Post-Erdogan Turkey Will Be Much Like the Present

At ASPI Strategist Iain MacGillivray analyzes the prospects for Turkey after Erdogan and ultimately decides that it’s not Erdogan it’s Turkey:

A common argument among Turkey analysts is that if Erdogan and his executive presidential system, à la Turka, were replaced, Turkey’s ills would also disappear. But unravelling Erdogan’s influence is unlikely to be that simple. Would his departure mean that Turkey would go back to being a stalwart ally, polarisation would decrease and democracy would return? The answer is yes, and no.

According to recent polling, the AKP’s support oscillates around 35%. This suggests that the polarising, nationalist rhetoric that Erdogan employs is part of a bigger cultural shift that has been happening for decades.

With the 1980 coup, the military junta ushered in an ideological and cultural movement that sought to merge nationalist and Islamic elements of Turkish culture and politics. Its current manifestation, Turkish Islamic nationalism, is a reimagining of this original synthesis and is promoted by ultranationalist elements in Turkish society and, more recently, by the AKP and Erdogan.

Through AKP-controlled media, education and political discourse, Turkish Islamic nationalism has had a transformative effect on Turkish civil society. It manifests in a populist, nationalist and nativist understanding of Turkish culture and politics.

There are already individuals who are being groomed as potential leaders of the AKP after Erdogan goes. Possible contenders for leadership in a post-Erdogan Turkey include two key names, Erdogan’s son-in-law Berat Albayrak and Minister for the Interior Suleyman Soylu, who represent two different sides of the same coin of this populist and nativist form of politics.

In a post-Erdogan Turkey with an AKP or opposition successor, it’s highly unlikely we’ll see any immediate change in its foreign policy. Turkey has shown itself to be an independent actor in the region, inclined to use force to bring its interests to the table. It is no longer anchored to an East or West orientation and views itself able to move multidimensionally in its neighbourhood and beyond.
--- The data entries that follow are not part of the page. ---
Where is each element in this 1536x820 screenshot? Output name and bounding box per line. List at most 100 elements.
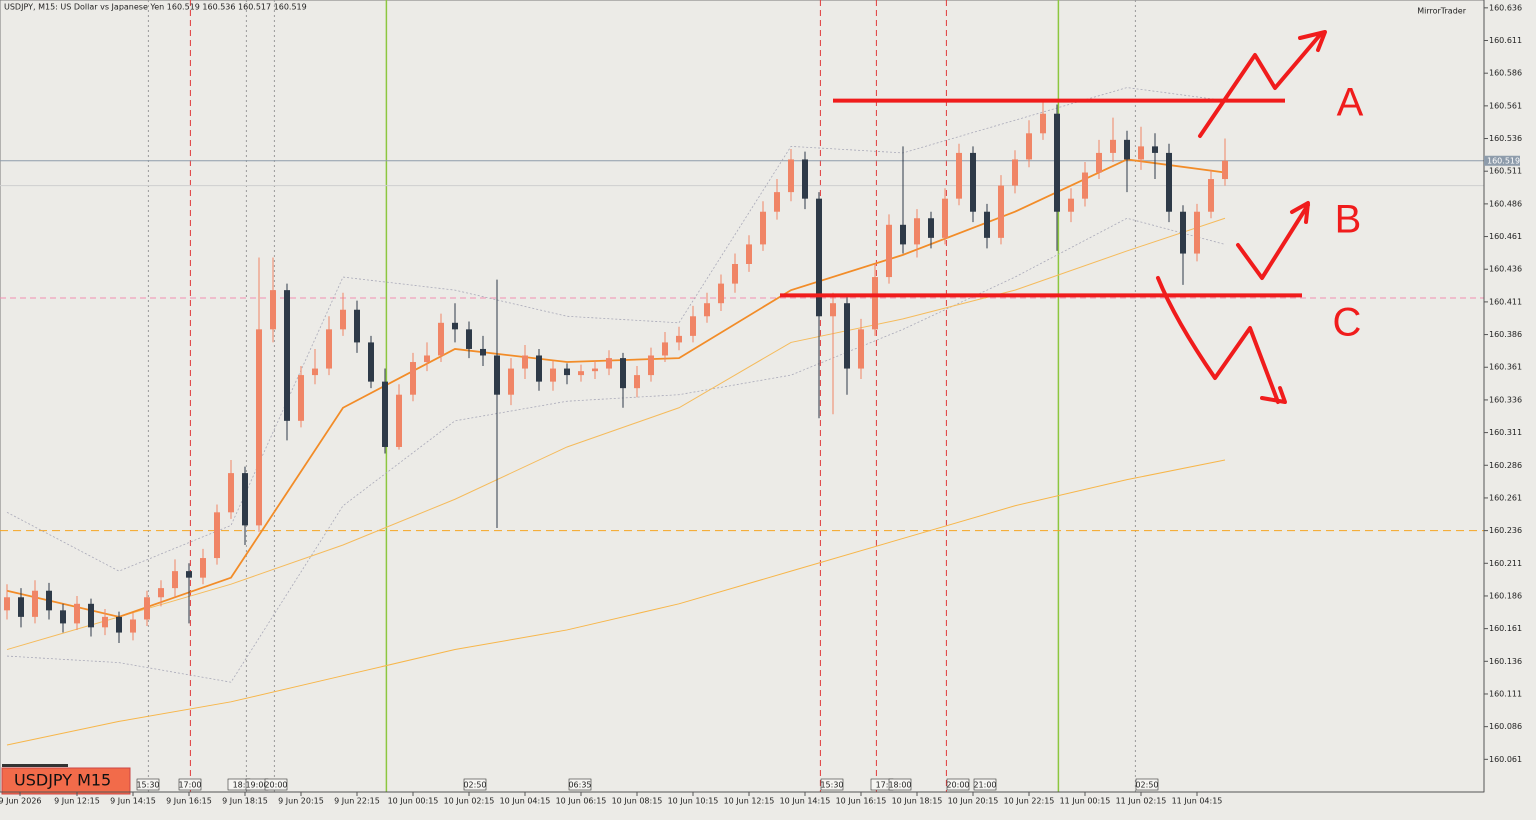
price-tag bbox=[1484, 155, 1520, 166]
x-tick-label: 9 Jun 18:15 bbox=[222, 797, 268, 806]
x-tick-label: 10 Jun 14:15 bbox=[780, 797, 831, 806]
time-marker: 15:30 bbox=[136, 781, 159, 790]
candle-body bbox=[536, 355, 542, 382]
candle-body bbox=[704, 303, 710, 317]
time-marker: 18: bbox=[233, 781, 246, 790]
candle-body bbox=[74, 603, 80, 624]
candle-body bbox=[172, 571, 178, 589]
candle-body bbox=[144, 597, 150, 620]
candle-body bbox=[480, 348, 486, 356]
time-marker-box bbox=[973, 778, 997, 791]
y-tick-label: 160.286 bbox=[1489, 461, 1522, 470]
arrow-a bbox=[1198, 30, 1327, 138]
time-marker: 06:35 bbox=[568, 781, 591, 790]
candle-body bbox=[816, 198, 822, 317]
x-tick-label: 11 Jun 00:15 bbox=[1060, 797, 1111, 806]
time-marker: 17: bbox=[876, 781, 889, 790]
candle-body bbox=[886, 224, 892, 278]
y-tick-label: 160.386 bbox=[1489, 330, 1522, 339]
y-tick-label: 160.186 bbox=[1489, 591, 1522, 600]
candle-body bbox=[984, 211, 990, 238]
badge-bar bbox=[2, 764, 68, 767]
candle-body bbox=[284, 290, 290, 421]
y-tick-label: 160.161 bbox=[1489, 624, 1522, 633]
time-marker: 17:00 bbox=[178, 781, 201, 790]
candle-body bbox=[788, 159, 794, 193]
x-tick-label: 10 Jun 02:15 bbox=[444, 797, 495, 806]
x-tick-label: 10 Jun 00:15 bbox=[388, 797, 439, 806]
candle-body bbox=[956, 152, 962, 199]
candle-body bbox=[732, 264, 738, 284]
x-tick-label: 9 Jun 14:15 bbox=[110, 797, 156, 806]
candle-body bbox=[1054, 113, 1060, 212]
candle-body bbox=[1194, 211, 1200, 254]
candle-body bbox=[186, 571, 192, 578]
time-marker: 15:30 bbox=[820, 781, 843, 790]
x-tick-label: 11 Jun 02:15 bbox=[1116, 797, 1167, 806]
y-tick-label: 160.436 bbox=[1489, 265, 1522, 274]
x-tick-label: 10 Jun 10:15 bbox=[668, 797, 719, 806]
candle-body bbox=[564, 368, 570, 376]
brand: MirrorTrader bbox=[1417, 7, 1466, 16]
candle-body bbox=[214, 512, 220, 559]
candle-body bbox=[368, 342, 374, 382]
annotation: A bbox=[1337, 81, 1364, 125]
candle-body bbox=[312, 368, 318, 376]
x-tick-label: 9 Jun 22:15 bbox=[334, 797, 380, 806]
candle-body bbox=[466, 329, 472, 349]
x-tick-label: 9 Jun 20:15 bbox=[278, 797, 324, 806]
candle-body bbox=[1068, 198, 1074, 212]
candle-body bbox=[1026, 133, 1032, 160]
candle-body bbox=[200, 558, 206, 578]
candle-body bbox=[88, 603, 94, 628]
y-tick-label: 160.561 bbox=[1489, 101, 1522, 110]
candle-body bbox=[18, 597, 24, 617]
time-marker: 18:00 bbox=[888, 781, 911, 790]
candle-body bbox=[774, 192, 780, 212]
candle-body bbox=[844, 303, 850, 369]
plot bbox=[0, 0, 1484, 792]
candle-body bbox=[970, 152, 976, 212]
candle-body bbox=[354, 309, 360, 343]
candle-body bbox=[802, 159, 808, 199]
time-marker: 21:00 bbox=[973, 781, 996, 790]
time-marker-box bbox=[820, 778, 844, 791]
candle-body bbox=[634, 375, 640, 389]
y-tick-label: 160.211 bbox=[1489, 559, 1522, 568]
candle-body bbox=[858, 329, 864, 369]
y-tick-label: 160.461 bbox=[1489, 232, 1522, 241]
time-marker-box bbox=[463, 778, 487, 791]
header: USDJPY, M15: US Dollar vs Japanese Yen 1… bbox=[4, 3, 307, 12]
y-tick-label: 160.361 bbox=[1489, 363, 1522, 372]
indicator-line bbox=[6, 217, 1226, 651]
annotation: B bbox=[1335, 198, 1362, 242]
time-marker: 02:50 bbox=[463, 781, 486, 790]
y-tick-label: 160.061 bbox=[1489, 755, 1522, 764]
x-tick-label: 10 Jun 22:15 bbox=[1004, 797, 1055, 806]
y-tick-label: 160.636 bbox=[1489, 3, 1522, 12]
candle-body bbox=[676, 335, 682, 343]
y-tick-label: 160.336 bbox=[1489, 395, 1522, 404]
candle-body bbox=[256, 329, 262, 526]
candle-body bbox=[410, 362, 416, 395]
candle-body bbox=[298, 375, 304, 421]
candle-body bbox=[424, 355, 430, 363]
candle-body bbox=[270, 290, 276, 330]
y-tick-label: 160.611 bbox=[1489, 36, 1522, 45]
candle-body bbox=[228, 473, 234, 513]
candle-body bbox=[158, 588, 164, 598]
y-tick-label: 160.511 bbox=[1489, 167, 1522, 176]
candle-body bbox=[494, 355, 500, 395]
candle-body bbox=[438, 322, 444, 356]
candle-body bbox=[1208, 179, 1214, 212]
time-marker: 20:00 bbox=[264, 781, 287, 790]
candle-body bbox=[1152, 146, 1158, 153]
candle-body bbox=[690, 316, 696, 336]
y-tick-label: 160.261 bbox=[1489, 493, 1522, 502]
x-tick-label: 9 Jun 2026 bbox=[0, 797, 42, 806]
candle-body bbox=[1012, 159, 1018, 186]
candle-body bbox=[900, 224, 906, 245]
candle-body bbox=[1040, 113, 1046, 134]
candle-body bbox=[648, 355, 654, 376]
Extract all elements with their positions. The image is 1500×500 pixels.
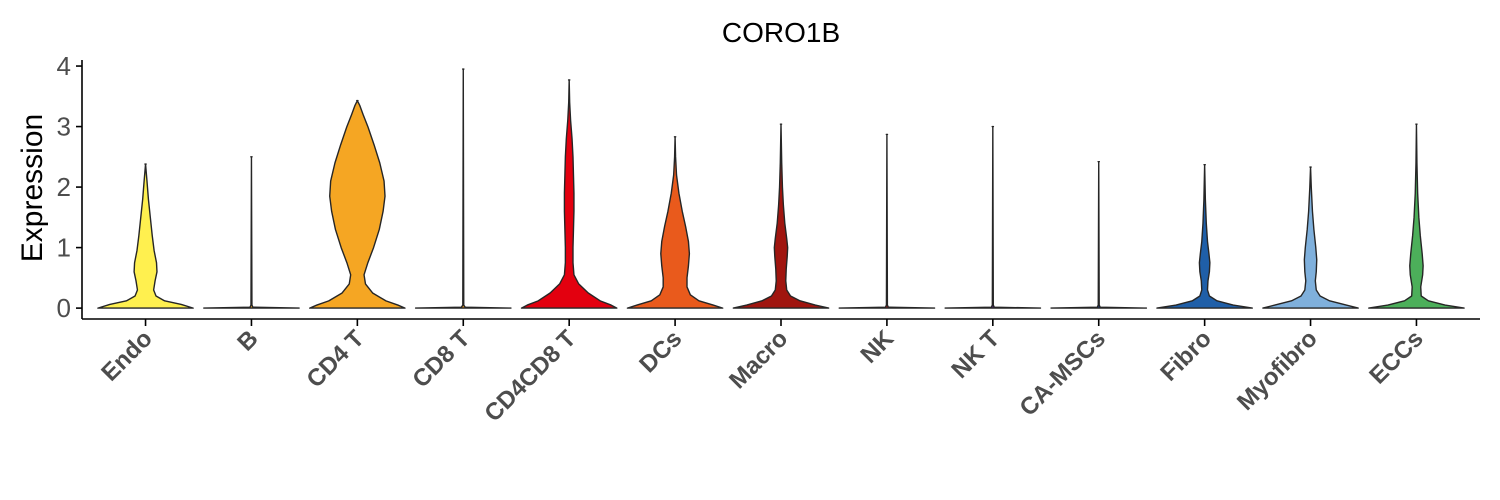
violin-myofibro — [1262, 166, 1359, 309]
violin-cd8-t — [414, 68, 512, 309]
violin-nk — [838, 133, 936, 309]
chart-title: CORO1B — [722, 17, 840, 48]
violin-dcs — [626, 136, 724, 309]
violin-eccs — [1368, 123, 1465, 309]
x-tick-label-b: B — [232, 325, 263, 356]
x-tick-label-fibro: Fibro — [1155, 325, 1217, 387]
violin-fibro — [1156, 163, 1253, 309]
x-tick-label-cd4-t: CD4 T — [301, 325, 369, 393]
violin-endo — [97, 163, 194, 309]
violin-ca-mscs — [1050, 160, 1148, 309]
x-tick-label-myofibro: Myofibro — [1232, 325, 1323, 416]
violin-b — [203, 156, 300, 309]
y-ticks: 0 1 2 3 4 — [57, 51, 82, 323]
x-tick-label-ca-mscs: CA-MSCs — [1015, 325, 1111, 421]
x-tick-label-endo: Endo — [96, 325, 158, 387]
violin-layer — [97, 68, 1465, 309]
y-tick-label-2: 2 — [57, 172, 71, 202]
y-tick-label-0: 0 — [57, 293, 71, 323]
violin-nk-t — [944, 125, 1042, 309]
x-tick-label-cd4cd8-t: CD4CD8 T — [479, 325, 581, 427]
x-tick-label-dcs: DCs — [634, 325, 687, 378]
y-tick-label-3: 3 — [57, 112, 71, 142]
x-tick-label-nk-t: NK T — [946, 325, 1005, 384]
violin-cd4cd8-t — [520, 79, 618, 309]
violin-cd4-t — [309, 99, 406, 309]
violin-macro — [732, 123, 830, 309]
y-axis-label: Expression — [16, 114, 49, 262]
y-tick-label-1: 1 — [57, 233, 71, 263]
x-tick-label-cd8-t: CD8 T — [407, 325, 475, 393]
x-tick-label-nk: NK — [856, 325, 900, 369]
x-tick-label-eccs: ECCs — [1364, 325, 1428, 389]
x-tick-label-macro: Macro — [724, 325, 793, 394]
y-tick-label-4: 4 — [57, 51, 71, 81]
x-ticks: Endo B CD4 T CD8 T CD4CD8 T DCs Macro NK NK T CA-… — [96, 319, 1429, 427]
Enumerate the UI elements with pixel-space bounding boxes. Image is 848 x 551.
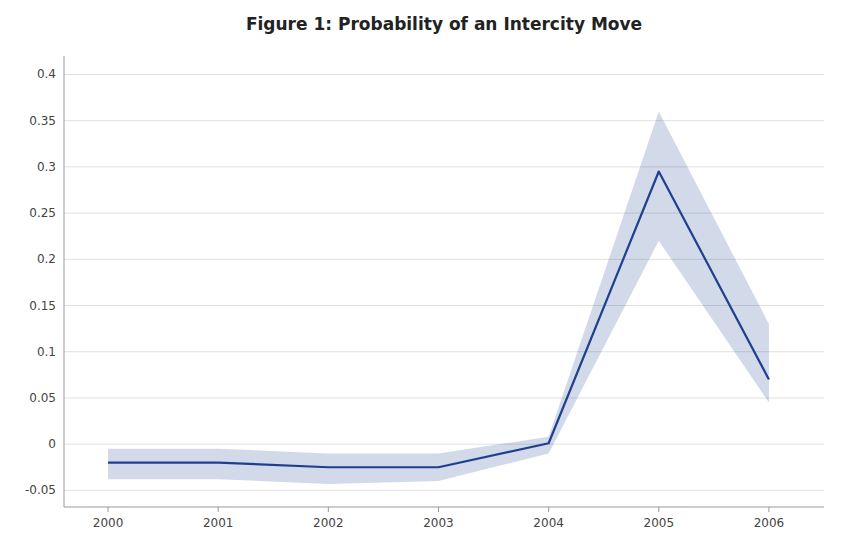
y-grid: [64, 74, 824, 490]
grid-line: [64, 74, 824, 75]
x-tick: [768, 507, 769, 512]
y-tick-label: 0: [48, 437, 56, 451]
chart-svg: Figure 1: Probability of an Intercity Mo…: [0, 0, 848, 551]
grid-line: [64, 166, 824, 167]
x-tick: [108, 507, 109, 512]
y-tick-label: 0.35: [29, 114, 56, 128]
title: Figure 1: Probability of an Intercity Mo…: [246, 14, 642, 34]
x-tick-label: 2000: [93, 516, 124, 530]
grid-line: [64, 397, 824, 398]
y-tick-label: 0.2: [37, 252, 56, 266]
data-group: [108, 111, 769, 483]
x-tick-label: 2001: [203, 516, 234, 530]
x-tick: [658, 507, 659, 512]
y-tick-label: 0.05: [29, 391, 56, 405]
y-tick-label: -0.05: [25, 483, 56, 497]
grid-line: [64, 351, 824, 352]
y-tick-label: 0.3: [37, 160, 56, 174]
y-tick-label: 0.1: [37, 345, 56, 359]
grid-line: [64, 120, 824, 121]
x-tick-label: 2004: [533, 516, 564, 530]
grid-line: [64, 490, 824, 491]
y-tick-label: 0.15: [29, 299, 56, 313]
y-tick-label: 0.25: [29, 206, 56, 220]
x-tick: [328, 507, 329, 512]
x-tick-label: 2006: [754, 516, 785, 530]
x-tick-label: 2002: [313, 516, 344, 530]
x-tick-label: 2003: [423, 516, 454, 530]
x-tick: [218, 507, 219, 512]
x-tick-label: 2005: [644, 516, 675, 530]
chart-container: Figure 1: Probability of an Intercity Mo…: [0, 0, 848, 551]
grid-line: [64, 444, 824, 445]
x-tick: [548, 507, 549, 512]
y-tick-label: 0.4: [37, 67, 56, 81]
x-axis-line: [64, 507, 824, 508]
confidence-band: [108, 111, 769, 483]
y-axis-line: [64, 56, 65, 507]
x-tick: [438, 507, 439, 512]
line: [108, 172, 769, 468]
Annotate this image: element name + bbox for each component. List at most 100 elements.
It can’t be emphasized enough. Kemalist Turkey was an ally. Post-Kemalist Turkey is an ally in name only. It’s actually an adversary as it has demonstrated to us, the UK, France, Greece, and other NATO allies. Fear that it will make common cause with Russia assumes that it actually has common interests with Russia. The only common interest it has with Russia is opposition to U. S. imperialism in the region, with good reason. Its differences with Russia far outweigh its common interests as any student of Russian history and politics could tell you.

The same is true in spades with respect to Iran. We should have no fear of Turkey joining forces with Iran or that Russia, Turkey, and Iran will join forces. Russia is more feared by both Turkey and Iran than we will ever be.